Blitar - Dalam beberapa waktu terakhir, penggunaan kendaraan listrik, termasuk sepeda motor, mulai menarik perhatian masyarakat Blitar. Salah satu produk yang banyak dibicarakan adalah Polytron Fox R. Seorang pengguna yang telah menjajal motor listrik ini selama dua hari membagikan pengalamannya, terutama mengenai kepraktisan dan tantangan yang dihadapi. Dirinya adalah seorang pengendara sepeda motor konvensional yang sebelumnya menggunakan Honda Revo sebagai kendaraan utama, dan juga memiliki beberapa motor lain seperti Vario dan Scoopy di rumah.
Pengguna ini mencoba Polytron Fox R sebagai kendaraan tambahan. Ia melaporkan bahwa motor listrik ini sangat praktis karena tidak memerlukan bahan bakar fosil. Motor sudah dilengkapi dengan charger yang memungkinkan baterai diisi ulang dengan sumber listrik yang ada di rumah. Dalam perjalanan pertama, ia menempuh jarak sekitar 27 kilometer dari rumah menuju kantornya, merasakan kenyamanan berkendara yang ditawarkan oleh Polytron Fox R.

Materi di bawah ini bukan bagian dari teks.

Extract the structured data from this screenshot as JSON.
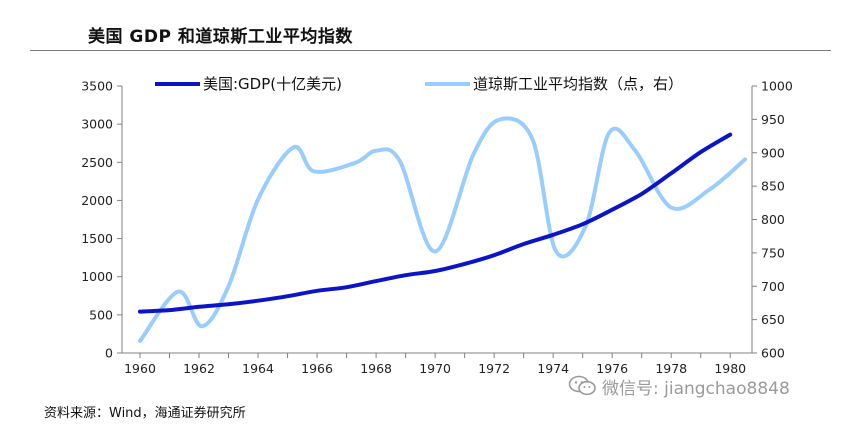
{
  "header": {
    "title": "美国 GDP 和道琼斯工业平均指数"
  },
  "source": "资料来源：Wind，海通证券研究所",
  "watermark": {
    "text": "微信号: jiangchao8848",
    "icon": "wechat-icon"
  },
  "colors": {
    "gdp": "#0b15c7",
    "dow": "#99ccff",
    "axis": "#808080"
  },
  "chart_data": {
    "type": "line",
    "title": "美国 GDP 和道琼斯工业平均指数",
    "grid": false,
    "legend_placement": "top",
    "x_ticks": [
      "1960",
      "1962",
      "1964",
      "1966",
      "1968",
      "1970",
      "1972",
      "1974",
      "1976",
      "1978",
      "1980"
    ],
    "xlim": [
      1960,
      1980.5
    ],
    "y_left": {
      "range": [
        0,
        3500
      ],
      "ticks": [
        "0",
        "500",
        "1000",
        "1500",
        "2000",
        "2500",
        "3000",
        "3500"
      ]
    },
    "y_right": {
      "range": [
        600,
        1000
      ],
      "ticks": [
        "600",
        "650",
        "700",
        "750",
        "800",
        "850",
        "900",
        "950",
        "1000"
      ]
    },
    "series": [
      {
        "name": "美国:GDP(十亿美元)",
        "axis": "left",
        "x": [
          1960,
          1961,
          1962,
          1963,
          1964,
          1965,
          1966,
          1967,
          1968,
          1969,
          1970,
          1971,
          1972,
          1973,
          1974,
          1975,
          1976,
          1977,
          1978,
          1979,
          1980
        ],
        "y": [
          543,
          563,
          605,
          639,
          686,
          744,
          815,
          862,
          943,
          1020,
          1075,
          1168,
          1282,
          1429,
          1549,
          1689,
          1878,
          2086,
          2356,
          2633,
          2863
        ]
      },
      {
        "name": "道琼斯工业平均指数（点，右）",
        "axis": "right",
        "x": [
          1960,
          1961.3,
          1962.1,
          1963,
          1964,
          1965.2,
          1965.9,
          1967.3,
          1968,
          1968.8,
          1970,
          1971.3,
          1972.2,
          1973.3,
          1974.1,
          1975.1,
          1975.9,
          1976.8,
          1978,
          1979.3,
          1980.5
        ],
        "y": [
          618,
          692,
          640,
          700,
          830,
          908,
          872,
          885,
          903,
          888,
          752,
          898,
          950,
          920,
          752,
          790,
          930,
          902,
          818,
          845,
          890
        ]
      }
    ]
  }
}
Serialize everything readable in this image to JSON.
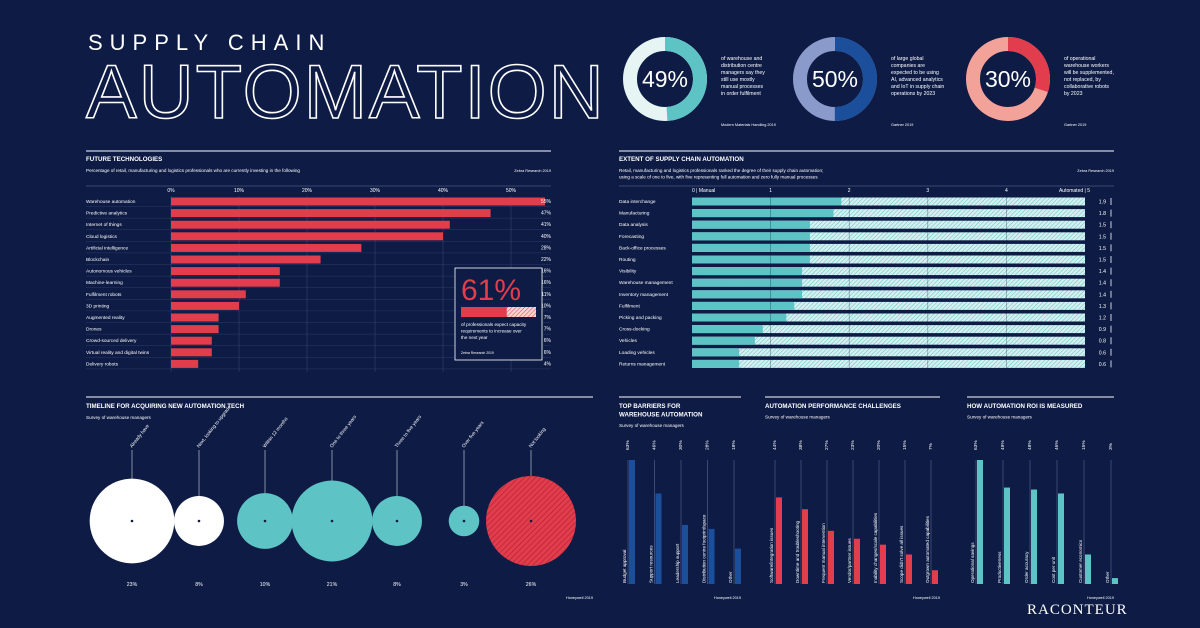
{
  "header": {
    "title_small": "SUPPLY CHAIN",
    "title_big": "AUTOMATION"
  },
  "stats": [
    {
      "value": "49%",
      "pct": 49,
      "lines": [
        "of warehouse and",
        "distribution centre",
        "managers say they",
        "still use mostly",
        "manual processes",
        "in order fulfilment"
      ],
      "source": "Modern Materials Handling 2019",
      "fg": "#5ec3c5",
      "bg": "#e6f4f4"
    },
    {
      "value": "50%",
      "pct": 50,
      "lines": [
        "of large global",
        "companies are",
        "expected to be using",
        "AI, advanced analytics",
        "and IoT in supply chain",
        "operations by 2023"
      ],
      "source": "Gartner 2019",
      "fg": "#1b4f9c",
      "bg": "#8a9acb"
    },
    {
      "value": "30%",
      "pct": 30,
      "lines": [
        "of operational",
        "warehouse workers",
        "will be supplemented,",
        "not replaced, by",
        "collaborative robots",
        "by 2023"
      ],
      "source": "Gartner 2019",
      "fg": "#e23d4d",
      "bg": "#f3a29a"
    }
  ],
  "colors": {
    "background": "#0d1b45",
    "red": "#e23d4d",
    "teal": "#5ec3c5",
    "blue": "#1b4f9c",
    "white": "#ffffff"
  },
  "chart_data": [
    {
      "type": "bar",
      "title": "FUTURE TECHNOLOGIES",
      "subtitle": "Percentage of retail, manufacturing and logistics professionals who are currently investing in the following",
      "source": "Zebra Research 2019",
      "xlim": [
        0,
        55
      ],
      "ticks": [
        "0%",
        "10%",
        "20%",
        "30%",
        "40%",
        "50%"
      ],
      "categories": [
        "Warehouse automation",
        "Predictive analytics",
        "Internet of things",
        "Cloud logistics",
        "Artificial intelligence",
        "Blockchain",
        "Autonomous vehicles",
        "Machine-learning",
        "Fulfilment robots",
        "3D printing",
        "Augmented reality",
        "Drones",
        "Crowd-sourced delivery",
        "Virtual reality and digital twins",
        "Delivery robots"
      ],
      "values": [
        55,
        47,
        41,
        40,
        28,
        22,
        16,
        16,
        11,
        10,
        7,
        7,
        6,
        6,
        4
      ],
      "labels": [
        "55%",
        "47%",
        "41%",
        "40%",
        "28%",
        "22%",
        "16%",
        "16%",
        "11%",
        "10%",
        "7%",
        "7%",
        "6%",
        "6%",
        "4%"
      ],
      "callout": {
        "value": "61%",
        "pct": 61,
        "lines": [
          "of professionals expect capacity",
          "requirements to increase over",
          "the next year"
        ],
        "source": "Zebra Research 2019"
      }
    },
    {
      "type": "bar",
      "title": "EXTENT OF SUPPLY CHAIN AUTOMATION",
      "subtitle": [
        "Retail, manufacturing and logistics professionals ranked the degree of their supply chain automation;",
        "using a scale of one to five, with five representing full automation and zero fully manual processes"
      ],
      "source": "Zebra Research 2019",
      "xlim": [
        0,
        5
      ],
      "ticks": [
        "0 | Manual",
        "1",
        "2",
        "3",
        "4",
        "Automated | 5"
      ],
      "categories": [
        "Data interchange",
        "Manufacturing",
        "Data analysis",
        "Forecasting",
        "Back-office processes",
        "Routing",
        "Visibility",
        "Warehouse management",
        "Inventory management",
        "Fulfilment",
        "Picking and packing",
        "Cross-docking",
        "Vehicles",
        "Loading vehicles",
        "Returns management"
      ],
      "values": [
        1.9,
        1.8,
        1.5,
        1.5,
        1.5,
        1.5,
        1.4,
        1.4,
        1.4,
        1.3,
        1.2,
        0.9,
        0.8,
        0.6,
        0.6
      ]
    },
    {
      "type": "scatter",
      "title": "TIMELINE FOR ACQUIRING NEW AUTOMATION TECH",
      "subtitle": "Survey of warehouse managers",
      "source": "Honeywell 2019",
      "categories": [
        "Already have",
        "Next, looking to upgrade",
        "Within 12 months",
        "One to three years",
        "Three to five years",
        "Over five years",
        "Not looking"
      ],
      "values": [
        23,
        8,
        10,
        21,
        8,
        3,
        26
      ],
      "labels": [
        "23%",
        "8%",
        "10%",
        "21%",
        "8%",
        "3%",
        "26%"
      ],
      "colors": [
        "#ffffff",
        "#ffffff",
        "#5ec3c5",
        "#5ec3c5",
        "#5ec3c5",
        "#5ec3c5",
        "#e23d4d"
      ]
    },
    {
      "type": "bar",
      "title": [
        "TOP BARRIERS FOR",
        "WAREHOUSE AUTOMATION"
      ],
      "subtitle": "Survey of warehouse managers",
      "source": "Honeywell 2019",
      "color": "#1b4f9c",
      "categories": [
        "Budget approval",
        "Support resources",
        "Leadership support",
        "Distribution centre footprint/space",
        "Other"
      ],
      "values": [
        63,
        46,
        30,
        28,
        18
      ],
      "labels": [
        "63%",
        "46%",
        "30%",
        "28%",
        "18%"
      ]
    },
    {
      "type": "bar",
      "title": "AUTOMATION PERFORMANCE CHALLENGES",
      "subtitle": "Survey of warehouse managers",
      "source": "Honeywell 2019",
      "color": "#e23d4d",
      "categories": [
        "Software/integration issues",
        "Downtime and troubleshooting",
        "Frequent manual intervention",
        "Vendor/partner issues",
        "Inability changes/scale capabilities",
        "Scope didn't solve all issues",
        "Outgrown automated capabilities"
      ],
      "values": [
        44,
        38,
        27,
        23,
        20,
        15,
        7
      ],
      "labels": [
        "44%",
        "38%",
        "27%",
        "23%",
        "20%",
        "15%",
        "7%"
      ]
    },
    {
      "type": "bar",
      "title": "HOW AUTOMATION ROI IS MEASURED",
      "subtitle": "Survey of warehouse managers",
      "source": "Honeywell 2019",
      "color": "#5ec3c5",
      "categories": [
        "Operational savings",
        "Productiveness",
        "Order accuracy",
        "Cost per unit",
        "Customer economics",
        "Other"
      ],
      "values": [
        63,
        49,
        48,
        46,
        15,
        3
      ],
      "labels": [
        "63%",
        "49%",
        "48%",
        "46%",
        "15%",
        "3%"
      ]
    }
  ],
  "brand": "RACONTEUR"
}
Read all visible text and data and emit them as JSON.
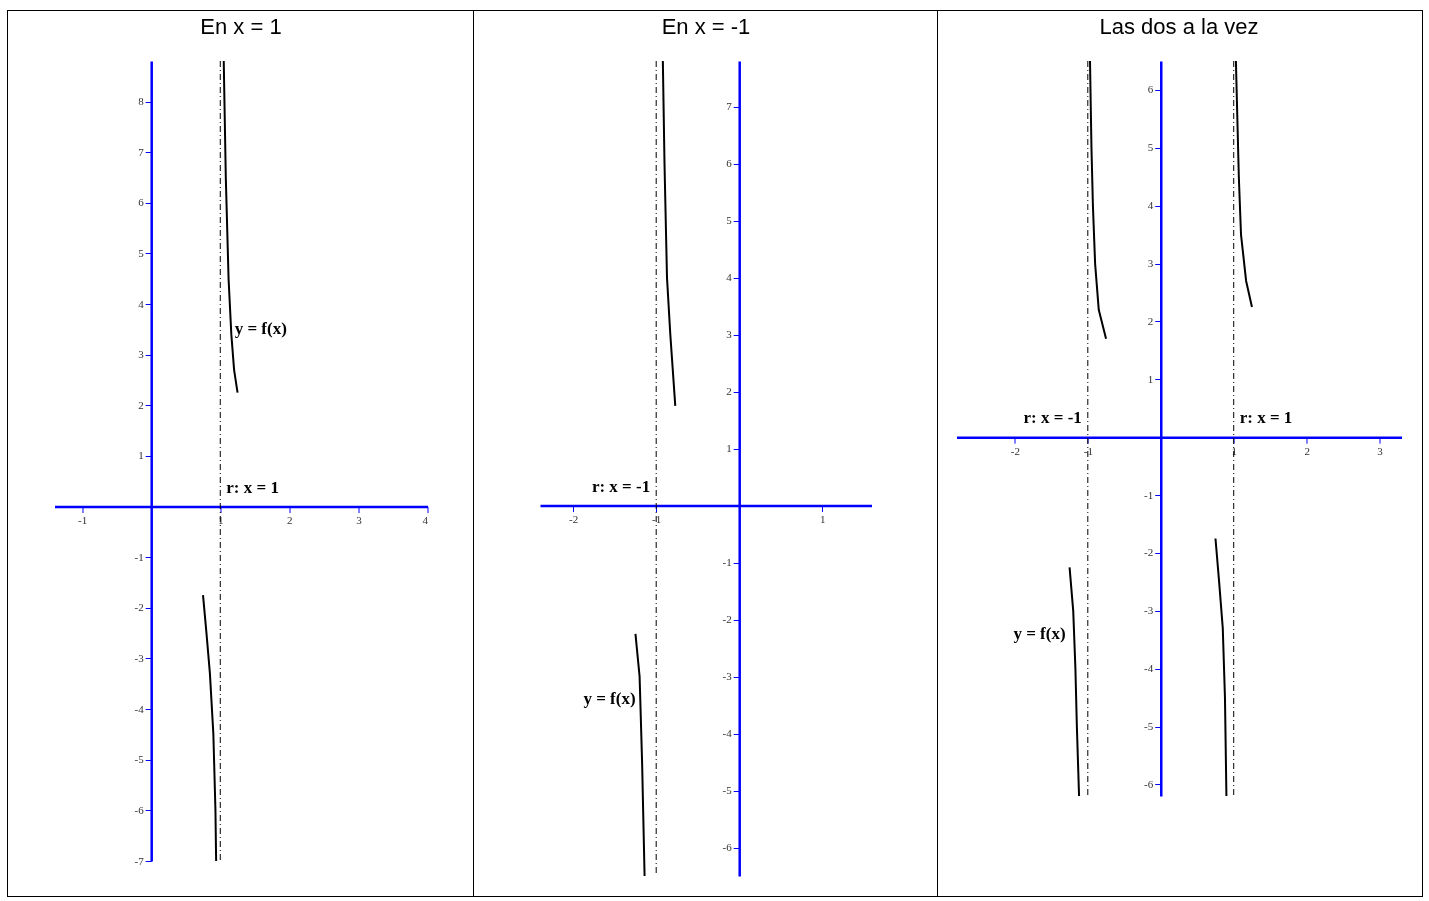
{
  "chart_data": [
    {
      "type": "line",
      "title": "En x = 1",
      "xlim": [
        -1.4,
        4
      ],
      "ylim": [
        -7,
        8.8
      ],
      "xticks": [
        -1,
        1,
        2,
        3,
        4
      ],
      "yticks": [
        -7,
        -6,
        -5,
        -4,
        -3,
        -2,
        -1,
        1,
        2,
        3,
        4,
        5,
        6,
        7,
        8
      ],
      "grid": false,
      "marker": "none",
      "line_style": "solid",
      "series": [
        {
          "color": "#000000",
          "x": [
            1.05,
            1.08,
            1.12,
            1.16,
            1.2,
            1.25
          ],
          "values": [
            8.8,
            6.5,
            4.5,
            3.4,
            2.7,
            2.25
          ]
        },
        {
          "color": "#000000",
          "x": [
            0.75,
            0.8,
            0.85,
            0.9,
            0.93,
            0.94
          ],
          "values": [
            -1.75,
            -2.5,
            -3.3,
            -4.5,
            -6,
            -7
          ]
        }
      ],
      "ref_lines": [
        {
          "axis": "x",
          "value": 1,
          "label": "r: x = 1",
          "line_style": "dashed"
        }
      ],
      "annotations": [
        {
          "text": "y = f(x)",
          "x": 1.15,
          "y": 3.5
        }
      ]
    },
    {
      "type": "line",
      "title": "En x = -1",
      "xlim": [
        -2.4,
        1.6
      ],
      "ylim": [
        -6.5,
        7.8
      ],
      "xticks": [
        -2,
        -1,
        1
      ],
      "yticks": [
        -6,
        -5,
        -4,
        -3,
        -2,
        -1,
        1,
        2,
        3,
        4,
        5,
        6,
        7
      ],
      "grid": false,
      "marker": "none",
      "line_style": "solid",
      "series": [
        {
          "color": "#000000",
          "x": [
            -0.92,
            -0.9,
            -0.87,
            -0.83,
            -0.77
          ],
          "values": [
            7.8,
            6,
            4,
            3,
            1.75
          ]
        },
        {
          "color": "#000000",
          "x": [
            -1.25,
            -1.2,
            -1.17,
            -1.14
          ],
          "values": [
            -2.25,
            -3,
            -4.5,
            -6.5
          ]
        }
      ],
      "ref_lines": [
        {
          "axis": "x",
          "value": -1,
          "label": "r: x = -1",
          "line_style": "dashed"
        }
      ],
      "annotations": [
        {
          "text": "y = f(x)",
          "x": -1.2,
          "y": -3.4
        }
      ]
    },
    {
      "type": "line",
      "title": "Las dos a la vez",
      "xlim": [
        -2.8,
        3.3
      ],
      "ylim": [
        -6.2,
        6.5
      ],
      "xticks": [
        -2,
        -1,
        1,
        2,
        3
      ],
      "yticks": [
        -6,
        -5,
        -4,
        -3,
        -2,
        -1,
        1,
        2,
        3,
        4,
        5,
        6
      ],
      "grid": false,
      "marker": "none",
      "line_style": "solid",
      "series": [
        {
          "color": "#000000",
          "x": [
            -0.97,
            -0.95,
            -0.93,
            -0.9,
            -0.85,
            -0.75
          ],
          "values": [
            6.5,
            5,
            4,
            3,
            2.2,
            1.7
          ]
        },
        {
          "color": "#000000",
          "x": [
            1.03,
            1.07,
            1.1,
            1.17,
            1.25
          ],
          "values": [
            6.5,
            4.5,
            3.5,
            2.7,
            2.25
          ]
        },
        {
          "color": "#000000",
          "x": [
            -1.25,
            -1.2,
            -1.17,
            -1.15,
            -1.12
          ],
          "values": [
            -2.25,
            -3,
            -4,
            -5,
            -6.2
          ]
        },
        {
          "color": "#000000",
          "x": [
            0.75,
            0.8,
            0.85,
            0.88,
            0.9
          ],
          "values": [
            -1.75,
            -2.5,
            -3.3,
            -4.5,
            -6.2
          ]
        }
      ],
      "ref_lines": [
        {
          "axis": "x",
          "value": -1,
          "label": "r: x = -1",
          "line_style": "dashed"
        },
        {
          "axis": "x",
          "value": 1,
          "label": "r: x = 1",
          "line_style": "dashed"
        }
      ],
      "annotations": [
        {
          "text": "y = f(x)",
          "x": -1.25,
          "y": -3.4
        }
      ]
    }
  ]
}
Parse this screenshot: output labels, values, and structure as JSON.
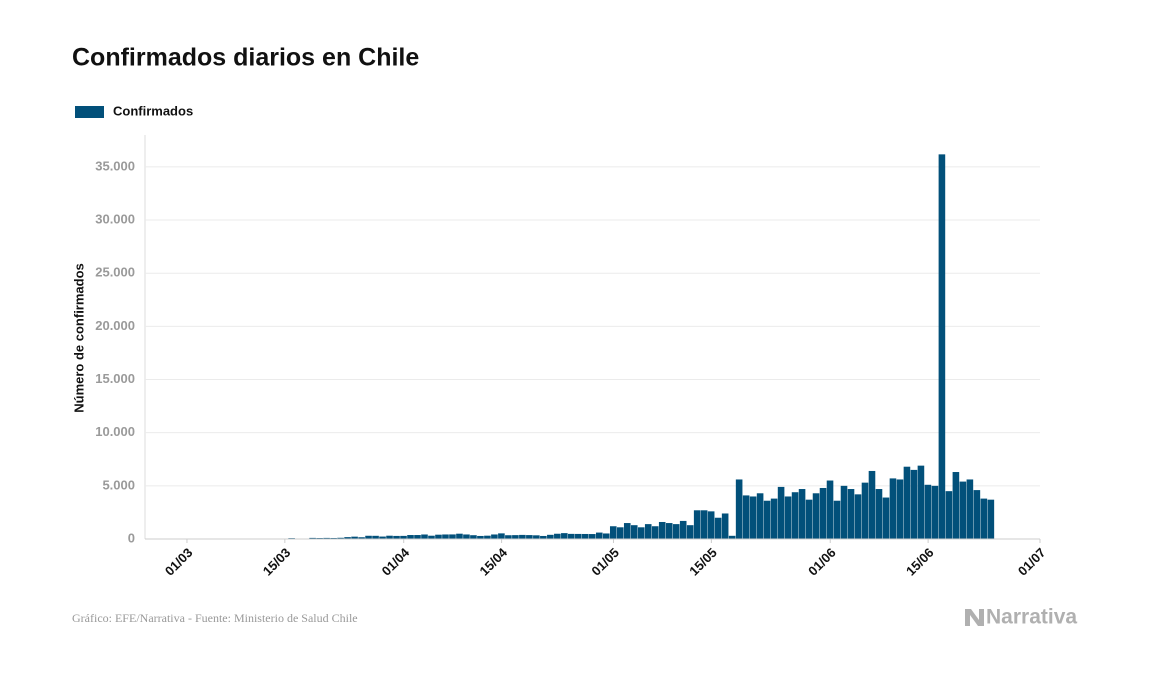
{
  "chart_data": {
    "type": "bar",
    "title": "Confirmados diarios en Chile",
    "ylabel": "Número de confirmados",
    "source": "Gráfico: EFE/Narrativa - Fuente: Ministerio de Salud Chile",
    "logo": "Narrativa",
    "series": [
      {
        "name": "Confirmados",
        "color": "#02507a",
        "values": [
          1,
          2,
          1,
          1,
          2,
          3,
          3,
          4,
          6,
          10,
          10,
          18,
          14,
          81,
          45,
          37,
          104,
          92,
          103,
          95,
          114,
          176,
          220,
          164,
          304,
          299,
          230,
          310,
          289,
          293,
          373,
          373,
          424,
          310,
          405,
          426,
          430,
          499,
          426,
          357,
          286,
          312,
          426,
          529,
          355,
          364,
          385,
          368,
          346,
          286,
          393,
          494,
          552,
          482,
          477,
          473,
          466,
          604,
          520,
          1200,
          1100,
          1500,
          1300,
          1100,
          1400,
          1200,
          1600,
          1500,
          1400,
          1700,
          1300,
          2700,
          2700,
          2600,
          2000,
          2400,
          300,
          5600,
          4100,
          4000,
          4300,
          3600,
          3800,
          4900,
          4000,
          4400,
          4700,
          3700,
          4300,
          4800,
          5500,
          3600,
          5000,
          4700,
          4200,
          5300,
          6400,
          4700,
          3900,
          5700,
          5600,
          6800,
          6500,
          6900,
          5100,
          5000,
          36179,
          4500,
          6300,
          5400,
          5600,
          4600,
          3800,
          3700
        ]
      }
    ],
    "x": [
      "03/03",
      "04/03",
      "05/03",
      "06/03",
      "07/03",
      "08/03",
      "09/03",
      "10/03",
      "11/03",
      "12/03",
      "13/03",
      "14/03",
      "15/03",
      "16/03",
      "17/03",
      "18/03",
      "19/03",
      "20/03",
      "21/03",
      "22/03",
      "23/03",
      "24/03",
      "25/03",
      "26/03",
      "27/03",
      "28/03",
      "29/03",
      "30/03",
      "31/03",
      "01/04",
      "02/04",
      "03/04",
      "04/04",
      "05/04",
      "06/04",
      "07/04",
      "08/04",
      "09/04",
      "10/04",
      "11/04",
      "12/04",
      "13/04",
      "14/04",
      "15/04",
      "16/04",
      "17/04",
      "18/04",
      "19/04",
      "20/04",
      "21/04",
      "22/04",
      "23/04",
      "24/04",
      "25/04",
      "26/04",
      "27/04",
      "28/04",
      "29/04",
      "30/04",
      "01/05",
      "02/05",
      "03/05",
      "04/05",
      "05/05",
      "06/05",
      "07/05",
      "08/05",
      "09/05",
      "10/05",
      "11/05",
      "12/05",
      "13/05",
      "14/05",
      "15/05",
      "16/05",
      "17/05",
      "18/05",
      "19/05",
      "20/05",
      "21/05",
      "22/05",
      "23/05",
      "24/05",
      "25/05",
      "26/05",
      "27/05",
      "28/05",
      "29/05",
      "30/05",
      "31/05",
      "01/06",
      "02/06",
      "03/06",
      "04/06",
      "05/06",
      "06/06",
      "07/06",
      "08/06",
      "09/06",
      "10/06",
      "11/06",
      "12/06",
      "13/06",
      "14/06",
      "15/06",
      "16/06",
      "17/06",
      "18/06",
      "19/06",
      "20/06",
      "21/06",
      "22/06",
      "23/06",
      "24/06"
    ],
    "xlim": [
      "24/02",
      "01/07"
    ],
    "xticks": [
      "01/03",
      "15/03",
      "01/04",
      "15/04",
      "01/05",
      "15/05",
      "01/06",
      "15/06",
      "01/07"
    ],
    "ylim": [
      0,
      38000
    ],
    "yticks": [
      0,
      {
        "value": 5000,
        "label": "5.000"
      },
      {
        "value": 10000,
        "label": "10.000"
      },
      {
        "value": 15000,
        "label": "15.000"
      },
      {
        "value": 20000,
        "label": "20.000"
      },
      {
        "value": 25000,
        "label": "25.000"
      },
      {
        "value": 30000,
        "label": "30.000"
      },
      {
        "value": 35000,
        "label": "35.000"
      }
    ],
    "grid": true
  }
}
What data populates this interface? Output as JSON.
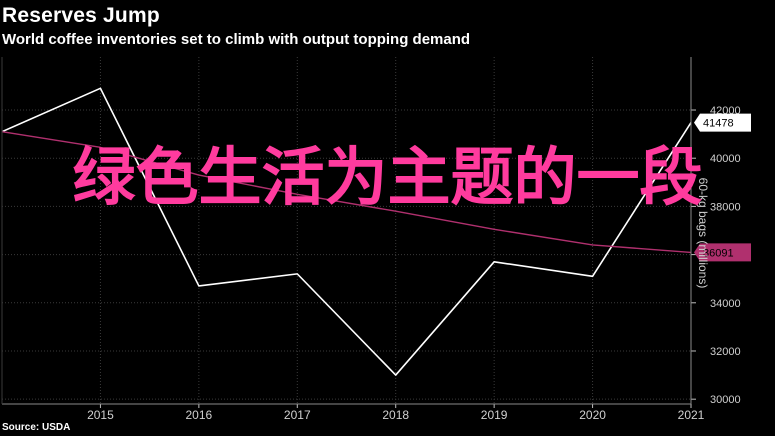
{
  "chart_data": {
    "type": "line",
    "title": "Reserves Jump",
    "subtitle": "World coffee inventories set to climb with output topping demand",
    "source": "Source: USDA",
    "ylabel": "60-kg bags (millions)",
    "x": [
      2014,
      2015,
      2016,
      2017,
      2018,
      2019,
      2020,
      2021
    ],
    "x_ticks": [
      "2015",
      "2016",
      "2017",
      "2018",
      "2019",
      "2020",
      "2021"
    ],
    "y_ticks": [
      "30000",
      "32000",
      "34000",
      "36000",
      "38000",
      "40000",
      "42000"
    ],
    "ylim": [
      29800,
      44200
    ],
    "series": [
      {
        "color": "#ffffff",
        "values": [
          41100,
          42900,
          34700,
          35200,
          31000,
          35700,
          35100,
          41478
        ],
        "last_label": "41478"
      },
      {
        "color": "#b0306e",
        "values": [
          41100,
          40450,
          39300,
          38500,
          37800,
          37050,
          36400,
          36091
        ],
        "last_label": "36091"
      }
    ],
    "grid": true,
    "axis_side": "right"
  },
  "overlay_text": "绿色生活为主题的一段"
}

Namun, meski banyak keunggulannya, pengguna memberikan catatan penting terkait proses pengisian daya. Ia mengatakan bahwa sebelumnya ia memulai pengisian dengan kondisi baterai sekitar 47 persen. Proses pengisian hingga 100 persen memerlukan waktu sekitar dua jam lebih. Ia juga memperingatkan untuk tidak menggunakan kabel pengisi yang kecil, karena selama pengisian, kabel tersebut terasa panas. Hal ini penting agar pengguna lain di Blitar lebih berhati-hati dalam memilih perlengkapan pengisian, demi keamanan dan kenyamanan berkendara.
Secara keseluruhan, meskipun Polytron Fox R menawarkan banyak kemudahan bagi penggunanya, pengalaman ini juga menjadi pengingat akan pentingnya perhatian terhadap detail dalam menggunakan kendaraan elektrik. Dengan semakin berkembangnya teknologi kendaraan ramah lingkungan, diharapkan masyarakat Blitar dapat lebih bijak dalam mengadopsi dan menggunakan produk-produk seperti ini.